Couple show no fear on world's 'most exciting' jet-boat ride

The royal couple 'had a blast' on the Shotover Jet ride, operations manager Wayne Paton said. Photo Getty
The royal couple 'had a blast' on the Shotover Jet ride, operations manager Wayne Paton said. Photo Getty
Maybe it was the wine from moments earlier.

Whatever it was, the Duke of Cambridge had no fear as he and his wife, Catherine, were taken for a wild jet-boat ride down Queenstown's Shotover River gorges yesterday.

The pair were taken on the jet-boat ride immediately after quaffing some of Central Otago's finest wine at Amisfield.

Shotover Jet operations manager Wayne Paton, who had the honour of driving the Royals on the 25-minute trip dubbed the world's most exciting jet-boat ride, said afterwards: ''The duke was right into the trip.
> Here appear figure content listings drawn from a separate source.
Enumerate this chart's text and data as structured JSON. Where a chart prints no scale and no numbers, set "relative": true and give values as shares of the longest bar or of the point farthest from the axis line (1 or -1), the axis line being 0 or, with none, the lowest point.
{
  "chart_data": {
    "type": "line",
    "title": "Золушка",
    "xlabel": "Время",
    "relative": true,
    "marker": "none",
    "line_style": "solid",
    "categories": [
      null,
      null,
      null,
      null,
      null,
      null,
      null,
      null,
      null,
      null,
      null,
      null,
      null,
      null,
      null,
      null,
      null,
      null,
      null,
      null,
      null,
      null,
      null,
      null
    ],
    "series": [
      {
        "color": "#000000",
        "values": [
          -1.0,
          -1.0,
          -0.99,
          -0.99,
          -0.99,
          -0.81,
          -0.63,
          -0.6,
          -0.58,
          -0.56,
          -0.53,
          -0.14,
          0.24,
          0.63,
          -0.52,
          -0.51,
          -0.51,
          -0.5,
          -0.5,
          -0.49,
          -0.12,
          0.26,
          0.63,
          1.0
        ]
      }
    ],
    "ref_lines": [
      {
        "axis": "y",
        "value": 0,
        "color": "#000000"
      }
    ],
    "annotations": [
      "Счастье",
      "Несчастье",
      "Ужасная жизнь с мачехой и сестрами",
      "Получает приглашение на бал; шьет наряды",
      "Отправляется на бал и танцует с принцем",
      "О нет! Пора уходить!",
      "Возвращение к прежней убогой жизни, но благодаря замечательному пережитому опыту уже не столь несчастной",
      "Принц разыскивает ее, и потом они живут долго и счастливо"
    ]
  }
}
He even asked me a couple of times to go closer to the canyon walls.

''They had a blast, so that's my job well done.''

The boats can hit speeds of 85kmh in just 10cm of water while skirting perilously close to the gorge rock walls.

Mr Paton - a 13-year veteran of the firm - admitted he had butterflies before the trip.

''... while these are obviously the most high-profile people we've ever had on board, at the end of the day they're customers looking for an amazing adrenaline experience and we treated them just like that.''

The Duchess of Cambridge receives a bouquet of flowers from Maggie Langford after the jet-boat ride. Photo by Reuters
The Duchess of Cambridge receives a bouquet of flowers from Maggie Langford after the jet-boat ride. Photo by Reuters
The 43-year-old talked to the duke and duchess, and other dignitaries on the boat, about how jet-boating was invented by a New Zealander, the river's gold history and pointed out landmarks such as Coronet Peak along the way.

The Royals joined the more than three million passengers who have taken the boat trip since operations began in 1970.

Smiling broadly and somewhat damp, thanks to spray from a series of Shotover Jet's signature 360-degree spins, the couple chatted and laughed throughout.

David Kennedy, southern region manager for Shotover Jet owner Ngai Tahu Tourism, added: ''The duke and duchess had specifically asked to have a trip that was the same as any we offer on a day-to-day basis.

''They enjoyed a perfect Central Otago autumn day for it, with blue skies, sunshine, trees tinged with seasonal oranges and golds and snow-capped mountains in the distance.

''Just like any young couple, they had plenty of questions about how the jet-boats work, the scenery and gold-mining history of this area and the river.

''And just like everyone else, they hung on tight to the heated handrails in front of them when the driver warned them as he was about to go into each spin.''

Fifteen Arrowtown Primary School children chatted to the Royals after their boat trip. The duke and duchess asked who was having a birthday when, what they were going to do for Easter and if they had experienced a jet-boat ride before.

Nine-year-old Jessica MacDonald said she thought Kate ''was dressed beautifully'', while one of the teachers, Janey Winders, said Prince William apologised for not getting to the school eight years ago, due to the weather.